[ Les Québécois plus mobiles que jamais ]
April 01, 2009 | By Nicolas Ritoux
Le rapport NETendances 2008 du CEFRIO, dévoilé hier, montre que les internautes ont largement adopté Internet sans fil.
En effet, sur 4,4 millions (71,7 %) d’adultes québécois qui utilisent régulièrement Internet, 1,7 million (29 %) y accèdent avec des appareils mobiles.
Leur connexion mobile favorite est le Wi-Fi sur les ordinateurs portables, tandis que l’Internet par téléphone n’est utilisé que par 6,8 % des Québécois.
L’Internet sans fil est surtout utilisé pour le courriel (57 %), suivi par la recherche d’informations (37 %) et le clavardage ou messagerie instantanée (37 %).
Autre constat important : la poussière semble être retombée pour les outils du Web 2.0, après la une première vague d’engouement l’an dernier.
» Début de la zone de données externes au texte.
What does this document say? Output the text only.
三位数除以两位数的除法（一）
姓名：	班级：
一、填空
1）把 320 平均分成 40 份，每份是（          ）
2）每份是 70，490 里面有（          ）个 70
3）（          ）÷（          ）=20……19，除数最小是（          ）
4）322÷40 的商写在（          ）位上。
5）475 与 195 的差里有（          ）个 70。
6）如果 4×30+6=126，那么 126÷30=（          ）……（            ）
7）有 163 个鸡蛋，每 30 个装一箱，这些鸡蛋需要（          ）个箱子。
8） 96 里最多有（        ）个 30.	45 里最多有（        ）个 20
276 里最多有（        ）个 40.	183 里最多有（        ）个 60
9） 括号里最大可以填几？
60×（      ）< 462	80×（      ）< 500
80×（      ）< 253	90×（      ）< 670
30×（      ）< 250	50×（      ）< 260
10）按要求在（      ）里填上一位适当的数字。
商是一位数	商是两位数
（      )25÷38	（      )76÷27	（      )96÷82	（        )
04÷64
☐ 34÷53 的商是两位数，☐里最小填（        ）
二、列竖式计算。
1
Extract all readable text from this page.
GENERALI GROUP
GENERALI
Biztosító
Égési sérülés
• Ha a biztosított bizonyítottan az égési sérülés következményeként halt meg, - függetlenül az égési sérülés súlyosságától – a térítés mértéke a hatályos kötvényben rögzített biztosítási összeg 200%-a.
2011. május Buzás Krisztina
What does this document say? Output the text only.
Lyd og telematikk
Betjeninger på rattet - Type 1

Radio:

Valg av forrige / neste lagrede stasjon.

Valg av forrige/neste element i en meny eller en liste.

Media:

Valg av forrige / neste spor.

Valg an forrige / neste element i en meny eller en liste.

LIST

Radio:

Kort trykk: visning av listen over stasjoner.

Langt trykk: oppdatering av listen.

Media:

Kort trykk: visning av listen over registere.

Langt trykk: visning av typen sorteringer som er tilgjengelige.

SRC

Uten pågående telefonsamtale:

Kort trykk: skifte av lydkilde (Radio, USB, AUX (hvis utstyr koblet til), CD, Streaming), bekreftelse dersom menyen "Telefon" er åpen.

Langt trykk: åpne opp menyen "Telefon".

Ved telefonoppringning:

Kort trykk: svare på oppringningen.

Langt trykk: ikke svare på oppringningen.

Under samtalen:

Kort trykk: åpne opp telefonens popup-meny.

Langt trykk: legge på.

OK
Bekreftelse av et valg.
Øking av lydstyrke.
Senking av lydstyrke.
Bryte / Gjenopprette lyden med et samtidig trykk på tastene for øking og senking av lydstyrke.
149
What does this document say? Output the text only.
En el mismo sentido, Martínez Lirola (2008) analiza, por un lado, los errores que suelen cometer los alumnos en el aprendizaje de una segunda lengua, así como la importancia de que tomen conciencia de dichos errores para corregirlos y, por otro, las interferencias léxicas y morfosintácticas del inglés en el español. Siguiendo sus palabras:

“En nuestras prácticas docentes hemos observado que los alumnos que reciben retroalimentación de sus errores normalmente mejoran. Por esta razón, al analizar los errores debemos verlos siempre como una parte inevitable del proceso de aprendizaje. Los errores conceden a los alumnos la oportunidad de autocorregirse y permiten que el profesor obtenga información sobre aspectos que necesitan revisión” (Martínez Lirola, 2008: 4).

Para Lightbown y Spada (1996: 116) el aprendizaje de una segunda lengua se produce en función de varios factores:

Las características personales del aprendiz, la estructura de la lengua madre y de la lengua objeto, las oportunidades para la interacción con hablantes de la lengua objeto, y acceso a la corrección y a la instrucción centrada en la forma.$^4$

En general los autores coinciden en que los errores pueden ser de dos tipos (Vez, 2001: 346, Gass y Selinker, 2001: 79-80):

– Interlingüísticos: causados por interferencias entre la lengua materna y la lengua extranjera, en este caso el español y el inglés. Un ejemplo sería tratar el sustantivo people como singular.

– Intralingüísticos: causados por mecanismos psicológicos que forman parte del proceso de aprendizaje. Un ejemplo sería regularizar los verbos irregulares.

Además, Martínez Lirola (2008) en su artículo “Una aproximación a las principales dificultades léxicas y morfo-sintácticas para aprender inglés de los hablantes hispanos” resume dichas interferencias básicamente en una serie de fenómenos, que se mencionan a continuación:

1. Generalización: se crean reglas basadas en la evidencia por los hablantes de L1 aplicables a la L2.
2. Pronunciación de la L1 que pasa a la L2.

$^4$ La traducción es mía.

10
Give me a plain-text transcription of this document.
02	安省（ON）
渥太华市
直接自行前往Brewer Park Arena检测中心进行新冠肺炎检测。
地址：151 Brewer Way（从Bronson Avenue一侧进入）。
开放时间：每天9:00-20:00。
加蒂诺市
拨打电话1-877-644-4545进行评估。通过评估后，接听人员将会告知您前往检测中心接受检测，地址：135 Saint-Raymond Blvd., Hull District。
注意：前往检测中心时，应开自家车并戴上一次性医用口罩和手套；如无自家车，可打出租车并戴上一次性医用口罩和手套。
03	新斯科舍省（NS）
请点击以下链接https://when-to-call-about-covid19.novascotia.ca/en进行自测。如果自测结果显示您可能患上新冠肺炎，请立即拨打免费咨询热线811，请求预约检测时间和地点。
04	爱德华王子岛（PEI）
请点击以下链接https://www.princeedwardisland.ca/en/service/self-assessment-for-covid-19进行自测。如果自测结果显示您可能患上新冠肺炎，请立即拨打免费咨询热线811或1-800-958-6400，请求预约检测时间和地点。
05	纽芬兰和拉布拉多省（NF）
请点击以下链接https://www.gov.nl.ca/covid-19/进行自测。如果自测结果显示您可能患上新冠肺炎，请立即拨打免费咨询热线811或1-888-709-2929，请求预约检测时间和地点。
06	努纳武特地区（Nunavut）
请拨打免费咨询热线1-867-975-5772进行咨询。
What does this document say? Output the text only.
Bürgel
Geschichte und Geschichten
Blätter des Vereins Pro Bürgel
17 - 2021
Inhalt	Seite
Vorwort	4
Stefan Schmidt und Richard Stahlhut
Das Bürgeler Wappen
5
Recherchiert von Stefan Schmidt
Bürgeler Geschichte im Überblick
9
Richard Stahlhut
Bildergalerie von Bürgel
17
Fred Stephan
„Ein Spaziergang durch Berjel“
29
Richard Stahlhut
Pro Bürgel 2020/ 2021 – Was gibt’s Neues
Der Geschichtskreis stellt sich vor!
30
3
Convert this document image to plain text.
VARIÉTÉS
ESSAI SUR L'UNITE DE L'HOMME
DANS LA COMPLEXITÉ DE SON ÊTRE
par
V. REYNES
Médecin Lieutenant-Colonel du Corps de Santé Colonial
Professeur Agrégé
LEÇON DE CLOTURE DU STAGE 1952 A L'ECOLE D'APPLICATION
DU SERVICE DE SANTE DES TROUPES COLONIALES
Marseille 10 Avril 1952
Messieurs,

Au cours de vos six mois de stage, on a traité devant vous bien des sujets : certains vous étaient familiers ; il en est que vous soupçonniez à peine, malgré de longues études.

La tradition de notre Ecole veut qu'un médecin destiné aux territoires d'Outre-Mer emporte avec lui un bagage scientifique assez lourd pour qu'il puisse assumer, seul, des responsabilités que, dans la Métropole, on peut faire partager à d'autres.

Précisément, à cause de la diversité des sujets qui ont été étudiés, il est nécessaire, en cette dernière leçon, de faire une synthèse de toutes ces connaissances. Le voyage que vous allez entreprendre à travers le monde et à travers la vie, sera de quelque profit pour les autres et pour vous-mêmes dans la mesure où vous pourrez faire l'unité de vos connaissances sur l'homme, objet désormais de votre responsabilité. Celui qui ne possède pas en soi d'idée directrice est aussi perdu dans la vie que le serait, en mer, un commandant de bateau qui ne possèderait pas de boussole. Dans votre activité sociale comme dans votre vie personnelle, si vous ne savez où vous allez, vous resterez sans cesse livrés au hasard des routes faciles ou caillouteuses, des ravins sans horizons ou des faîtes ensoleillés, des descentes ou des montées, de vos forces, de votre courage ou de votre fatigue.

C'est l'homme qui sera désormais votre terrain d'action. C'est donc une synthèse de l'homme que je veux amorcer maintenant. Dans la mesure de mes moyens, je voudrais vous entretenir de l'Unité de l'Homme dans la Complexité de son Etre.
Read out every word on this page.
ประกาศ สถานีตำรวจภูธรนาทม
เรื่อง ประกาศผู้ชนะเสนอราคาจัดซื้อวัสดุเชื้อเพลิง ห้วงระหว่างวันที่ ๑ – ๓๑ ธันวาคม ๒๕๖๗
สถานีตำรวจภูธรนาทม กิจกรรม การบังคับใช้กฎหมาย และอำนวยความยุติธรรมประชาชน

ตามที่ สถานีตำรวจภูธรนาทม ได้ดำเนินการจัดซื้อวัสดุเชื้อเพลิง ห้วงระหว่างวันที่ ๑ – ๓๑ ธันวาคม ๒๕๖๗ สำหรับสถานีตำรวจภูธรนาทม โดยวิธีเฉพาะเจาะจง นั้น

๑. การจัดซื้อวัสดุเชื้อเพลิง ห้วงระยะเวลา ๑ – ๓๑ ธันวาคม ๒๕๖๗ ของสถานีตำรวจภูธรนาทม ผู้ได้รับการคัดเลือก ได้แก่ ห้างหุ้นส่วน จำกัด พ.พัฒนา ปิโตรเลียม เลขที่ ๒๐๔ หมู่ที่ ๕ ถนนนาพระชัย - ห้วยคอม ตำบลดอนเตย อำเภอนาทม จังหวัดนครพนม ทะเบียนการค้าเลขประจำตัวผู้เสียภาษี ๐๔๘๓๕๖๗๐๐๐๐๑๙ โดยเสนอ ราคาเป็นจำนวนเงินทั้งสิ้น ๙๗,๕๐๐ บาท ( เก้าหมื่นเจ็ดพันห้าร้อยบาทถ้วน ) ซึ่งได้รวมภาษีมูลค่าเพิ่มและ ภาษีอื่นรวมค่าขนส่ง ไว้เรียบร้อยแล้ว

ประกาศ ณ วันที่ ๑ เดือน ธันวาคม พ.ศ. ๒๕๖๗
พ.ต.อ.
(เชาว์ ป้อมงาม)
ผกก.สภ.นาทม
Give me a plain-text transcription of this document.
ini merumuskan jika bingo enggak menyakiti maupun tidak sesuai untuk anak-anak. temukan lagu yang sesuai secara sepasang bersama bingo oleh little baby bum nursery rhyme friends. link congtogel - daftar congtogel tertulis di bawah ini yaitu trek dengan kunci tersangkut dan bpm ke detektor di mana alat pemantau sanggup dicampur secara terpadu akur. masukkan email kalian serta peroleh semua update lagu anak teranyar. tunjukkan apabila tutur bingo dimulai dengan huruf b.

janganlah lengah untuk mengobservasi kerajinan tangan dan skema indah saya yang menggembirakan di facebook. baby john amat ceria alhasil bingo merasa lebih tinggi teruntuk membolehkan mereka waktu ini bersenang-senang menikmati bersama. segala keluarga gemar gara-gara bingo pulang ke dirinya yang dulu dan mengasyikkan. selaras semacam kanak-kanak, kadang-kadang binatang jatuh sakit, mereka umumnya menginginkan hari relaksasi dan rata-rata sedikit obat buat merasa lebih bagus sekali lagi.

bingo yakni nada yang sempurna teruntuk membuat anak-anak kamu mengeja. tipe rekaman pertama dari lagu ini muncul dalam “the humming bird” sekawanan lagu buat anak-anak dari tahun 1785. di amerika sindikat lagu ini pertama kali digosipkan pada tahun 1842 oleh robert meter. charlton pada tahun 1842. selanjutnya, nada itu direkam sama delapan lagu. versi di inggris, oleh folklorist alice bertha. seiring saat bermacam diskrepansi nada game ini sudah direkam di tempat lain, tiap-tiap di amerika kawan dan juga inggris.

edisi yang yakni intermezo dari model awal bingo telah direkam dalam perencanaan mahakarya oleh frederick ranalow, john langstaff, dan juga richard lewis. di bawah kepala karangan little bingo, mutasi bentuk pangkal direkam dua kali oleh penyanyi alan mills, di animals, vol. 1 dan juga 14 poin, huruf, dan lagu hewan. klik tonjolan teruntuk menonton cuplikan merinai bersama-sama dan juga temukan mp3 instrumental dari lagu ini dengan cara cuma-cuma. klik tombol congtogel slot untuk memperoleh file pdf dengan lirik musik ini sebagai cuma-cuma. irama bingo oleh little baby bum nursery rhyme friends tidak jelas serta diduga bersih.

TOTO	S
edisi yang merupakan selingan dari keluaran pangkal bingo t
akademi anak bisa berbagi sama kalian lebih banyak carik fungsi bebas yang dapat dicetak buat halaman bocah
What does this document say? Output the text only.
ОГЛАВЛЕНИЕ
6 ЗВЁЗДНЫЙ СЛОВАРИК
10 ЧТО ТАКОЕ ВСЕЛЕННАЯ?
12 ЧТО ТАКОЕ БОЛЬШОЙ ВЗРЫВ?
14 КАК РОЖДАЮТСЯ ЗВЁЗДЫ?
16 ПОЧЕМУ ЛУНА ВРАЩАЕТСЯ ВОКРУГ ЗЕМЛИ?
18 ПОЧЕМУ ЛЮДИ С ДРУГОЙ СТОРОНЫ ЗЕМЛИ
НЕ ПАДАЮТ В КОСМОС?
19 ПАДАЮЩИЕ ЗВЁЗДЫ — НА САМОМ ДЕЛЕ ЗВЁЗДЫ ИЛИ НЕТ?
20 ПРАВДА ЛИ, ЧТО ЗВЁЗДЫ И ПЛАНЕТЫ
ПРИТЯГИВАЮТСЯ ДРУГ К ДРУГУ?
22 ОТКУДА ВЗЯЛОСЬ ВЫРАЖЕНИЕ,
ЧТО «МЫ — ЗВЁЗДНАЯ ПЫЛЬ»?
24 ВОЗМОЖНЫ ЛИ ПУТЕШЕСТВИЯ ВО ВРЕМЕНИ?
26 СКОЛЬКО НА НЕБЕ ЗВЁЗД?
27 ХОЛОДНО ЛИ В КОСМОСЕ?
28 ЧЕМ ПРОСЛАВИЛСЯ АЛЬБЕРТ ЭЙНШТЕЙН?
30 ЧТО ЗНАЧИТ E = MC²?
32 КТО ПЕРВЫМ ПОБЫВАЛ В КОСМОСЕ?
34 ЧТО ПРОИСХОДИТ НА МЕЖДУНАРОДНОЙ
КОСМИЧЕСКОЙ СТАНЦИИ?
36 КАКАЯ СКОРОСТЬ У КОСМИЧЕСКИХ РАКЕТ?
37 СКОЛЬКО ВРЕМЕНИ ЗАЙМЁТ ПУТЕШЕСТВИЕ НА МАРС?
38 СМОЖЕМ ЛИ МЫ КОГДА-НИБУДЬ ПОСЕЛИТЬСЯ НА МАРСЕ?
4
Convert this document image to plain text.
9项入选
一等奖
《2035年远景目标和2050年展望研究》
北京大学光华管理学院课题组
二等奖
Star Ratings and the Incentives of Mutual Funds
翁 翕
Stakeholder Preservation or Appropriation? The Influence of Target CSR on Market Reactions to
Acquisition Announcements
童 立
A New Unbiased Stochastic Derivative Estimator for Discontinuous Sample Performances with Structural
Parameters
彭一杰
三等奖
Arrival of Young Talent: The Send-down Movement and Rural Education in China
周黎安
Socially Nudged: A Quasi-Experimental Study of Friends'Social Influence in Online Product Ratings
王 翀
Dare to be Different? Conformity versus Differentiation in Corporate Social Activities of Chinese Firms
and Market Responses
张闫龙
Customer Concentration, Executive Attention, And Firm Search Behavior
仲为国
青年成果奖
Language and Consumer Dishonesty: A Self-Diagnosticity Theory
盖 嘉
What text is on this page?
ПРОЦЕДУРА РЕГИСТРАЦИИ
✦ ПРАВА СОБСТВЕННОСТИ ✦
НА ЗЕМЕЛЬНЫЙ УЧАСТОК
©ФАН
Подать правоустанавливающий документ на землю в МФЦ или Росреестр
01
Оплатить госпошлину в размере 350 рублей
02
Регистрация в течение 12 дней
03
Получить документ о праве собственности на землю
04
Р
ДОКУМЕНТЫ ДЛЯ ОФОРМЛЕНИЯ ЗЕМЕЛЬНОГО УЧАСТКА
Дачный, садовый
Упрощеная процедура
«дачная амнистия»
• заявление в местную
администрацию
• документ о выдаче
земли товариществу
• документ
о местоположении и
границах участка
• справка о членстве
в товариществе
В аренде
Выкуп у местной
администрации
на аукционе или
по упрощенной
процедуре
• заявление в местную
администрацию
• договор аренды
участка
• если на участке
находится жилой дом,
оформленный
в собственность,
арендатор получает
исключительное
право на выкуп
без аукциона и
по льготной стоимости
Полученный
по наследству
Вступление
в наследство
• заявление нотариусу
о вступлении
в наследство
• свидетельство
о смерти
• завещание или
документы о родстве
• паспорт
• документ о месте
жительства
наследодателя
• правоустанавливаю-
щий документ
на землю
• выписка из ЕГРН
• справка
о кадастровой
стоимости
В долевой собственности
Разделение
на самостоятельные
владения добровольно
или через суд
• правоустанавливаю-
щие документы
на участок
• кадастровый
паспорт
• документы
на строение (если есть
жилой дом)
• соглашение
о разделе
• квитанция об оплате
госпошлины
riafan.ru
On observe des baisses importantes partout, qu’il s’agisse de la consultation de blogues (19 % des internautes, contre 26 % l’an dernier), de l’écriture de billets sur des blogues (5,5 % contre 8,3 %), de l’échange de vidéos sur des sites comme YouTube (7,6 % contre 11 %), du partage de photos sur des sites comme Flickr (9,4 % contre 15 %), de l’écoute de baladodiffusion (9,6 % contre 25,6 %) ou de l’adhésion à des fils RSS (3,2 % contre 7,7 %).
Seul l’usage des Wikis comme Wikipédia et des réseaux sociaux comme Facebook est en hausse : ils touchent respectivement 26 % et 16 % des internautes québécois.
De façon générale, toutefois, Internet continue à gagner du terrain dans la vie quotidienne. Les Canadiens sont aujourd’hui les plus gros utilisateurs d’Internet dans le monde, avec 45 heures de connexion par semaine (selon un sondage ComScore cité par le CEFRIO).
Le commerce électronique entre aussi de plus en plus dans les mœurs. Près de la moitié des Québécois (43 % contre 41 % en 2007) réalisent désormais leurs opérations bancaires sur Internet, et la popularité des achats en ligne progresse lentement mais sûrement. En 2008, 22 % ont effectué un achat au-delà du simple lèche-vitrine, contre seulement 5,6 % en 2001.
«Plus aucun annonceur ne peut prétendre qu’il n’est pas concerné par le Web, à moins de s’adresser aux couches les plus âgées ou défavorisées de la population», conclut Philippe Le Roux, président de l’agence Internet VDL2, qui a participé à l’étude.
«Le Québec est définitivement entré dans l’ère de l’ubiquité d’Internet. Non seulement la grande majorité des adultes l’utilisent régulièrement, mais ils s’en servent intensément pour toutes sortes de choses, qu’il s’agisse d’acheter, de vendre, d’accéder à des services gouvernementaux, ou de rencontrer l’âme soeur», analyse M. Le Roux.
Cependant, l’utilisation timide de l’Internet sur les téléphones mobiles pourrait être due à des tarifs encore trop élevés, selon M. Le Roux. «Les entreprises de télécommunications freinent le développement du marketing mobile. Elles ont fait des efforts, mais disons que ça ne coûte plus qu’un œil de la tête au lieu des deux. On peut trouver des forfaits de données moins chers dans des pays du tiers-monde.»